Expected: SuperSecret123! — base64 is trivially reversible.

Step 4: Configure Workload Identity (20 min)

Requires GKE with Workload Identity enabled.

export GSA_NAME=app-workload-sa
export PROJECT_ID=$(gcloud config get-value project)

# Create Google IAM SA
gcloud iam service-accounts create $GSA_NAME \
  --display-name="Workload Identity SA"
gcloud projects add-iam-policy-binding $PROJECT_ID \
  --member="serviceAccount:$GSA_NAME@$PROJECT_ID.iam.gserviceaccount.com" \
  --role="roles/storage.objectViewer"

# Create K8s SA and annotate for Workload Identity
kubectl create serviceaccount app-ksa
kubectl annotate serviceaccount app-ksa \
  iam.gke.io/gcp-service-account="$GSA_NAME@$PROJECT_ID.iam.gserviceaccount.com"

# Bind IAM SA to K8s SA
gcloud iam service-accounts add-iam-policy-binding \
  "$GSA_NAME@$PROJECT_ID.iam.gserviceaccount.com" \
  --role="roles/iam.workloadIdentityUser" \
  --member="serviceAccount:$PROJECT_ID.svc.id.goog[default/app-ksa]"

# Test — zero stored keys
kubectl run wi-test --rm -it --serviceaccount=app-ksa \
  --image=google/cloud-sdk:slim -- bash -c "gcloud auth list && gsutil ls"

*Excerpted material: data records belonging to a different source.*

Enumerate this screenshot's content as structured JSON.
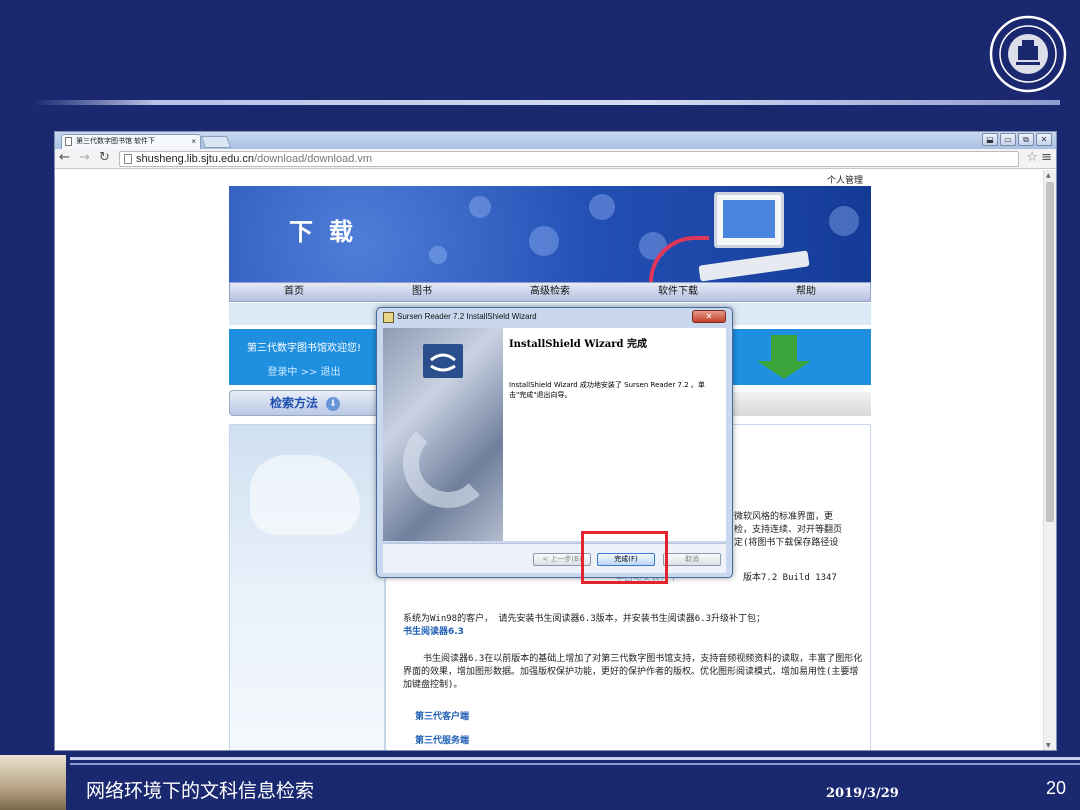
{
  "slide": {
    "footer_title": "网络环境下的文科信息检索",
    "footer_date": "2019/3/29",
    "page_number": "20"
  },
  "browser": {
    "tab_title": "第三代数字图书馆 软件下",
    "tab_close": "×",
    "url_host": "shusheng.lib.sjtu.edu.cn",
    "url_path": "/download/download.vm",
    "window_buttons": [
      "⬓",
      "▭",
      "⧉",
      "✕"
    ]
  },
  "site": {
    "personal_link": "个人管理",
    "banner_title": "下载",
    "nav": [
      "首页",
      "图书",
      "高级检索",
      "软件下载",
      "帮助"
    ],
    "welcome": "第三代数字图书馆欢迎您!",
    "login_status": "登录中 >> 退出",
    "search_method": "检索方法",
    "frag1": "微软风格的标准界面，更",
    "frag2": "检，支持连续、对开等翻页",
    "frag3": "定(将图书下载保存路径设",
    "frag4": "版本7.2 Build 1347",
    "frag_under": "本自动安装，不",
    "win98": "系统为Win98的客户， 请先安装书生阅读器6.3版本，并安装书生阅读器6.3升级补丁包；",
    "reader63": "书生阅读器6.3",
    "para": "书生阅读器6.3在以前版本的基础上增加了对第三代数字图书馆支持，支持音频视频资料的读取，丰富了图形化界面的效果，增加图形数据。加强版权保护功能，更好的保护作者的版权。优化图形阅读模式，增加易用性(主要增加键盘控制)。",
    "client": "第三代客户端",
    "server": "第三代服务端"
  },
  "dialog": {
    "title": "Sursen Reader 7.2 InstallShield Wizard",
    "close": "✕",
    "heading": "InstallShield Wizard 完成",
    "message": "InstallShield Wizard 成功地安装了 Sursen Reader 7.2 。单击\"完成\"退出向导。",
    "back_button": "< 上一步(B)",
    "finish_button": "完成(F)",
    "cancel_button": "取消"
  },
  "colors": {
    "slide_bg": "#1a2870",
    "highlight": "#e3232d",
    "site_blue": "#1f8fe0"
  }
}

Expected: gcloud auth list shows the IAM SA email. gsutil ls works with zero keys.

Step 5: Cleanup

kubectl delete pod/config-demo pod/secret-demo
kubectl delete configmap app-config
kubectl delete secret db-creds
kubectl delete serviceaccount app-ksa
gcloud iam service-accounts delete "$GSA_NAME@$PROJECT_ID.iam.gserviceaccount.com" --quiet

Chapter Summary

ConfigMaps and Secrets externalize configuration from container images. ConfigMaps store non-sensitive data on the public bulletin board and support hot-reload via volume mounts. Secrets store sensitive data in the locked filing cabinet, but base64 is encoding, not encryption. Real security requires encryption at rest, RBAC, and external secret managers. On GKE, Workload Identity eliminates stored GCP service account keys.

📇 KEY CONCEPT CARDS

  1. Q: What is the fundamental difference between a ConfigMap and a Secret?
    A: ConfigMaps store non-sensitive configuration in plain text. Secrets store sensitive data base64-encoded (not encrypted by default). Both support the same three consumption patterns: environment variables, volume mounts, and command-line arguments.
  1. Q: Why are mounted ConfigMap volumes preferred over env vars for configuration that might change?
    A: Volume-mounted ConfigMaps update automatically in running Pods when modified (hot-reload). Environment variables are set at container startup and never change.
  1. Q: What is the critical difference between base64 encoding and encryption?
    A: Base64 encoding is a reversible transformation with no key — anyone can decode it instantly. Encryption requires a key and is hard to reverse without it. Kubernetes Secrets use base64 by default; encryption at rest must be explicitly configured.
  1. Q: How does GKE Workload Identity allow Pods to access GCP APIs without storing service account keys?
    A: Workload Identity binds a Kubernetes ServiceAccount to a Google IAM ServiceAccount. The GKE metadata server exchanges the K8s identity for a short-lived OAuth2 token at runtime. No keys are stored or exposed.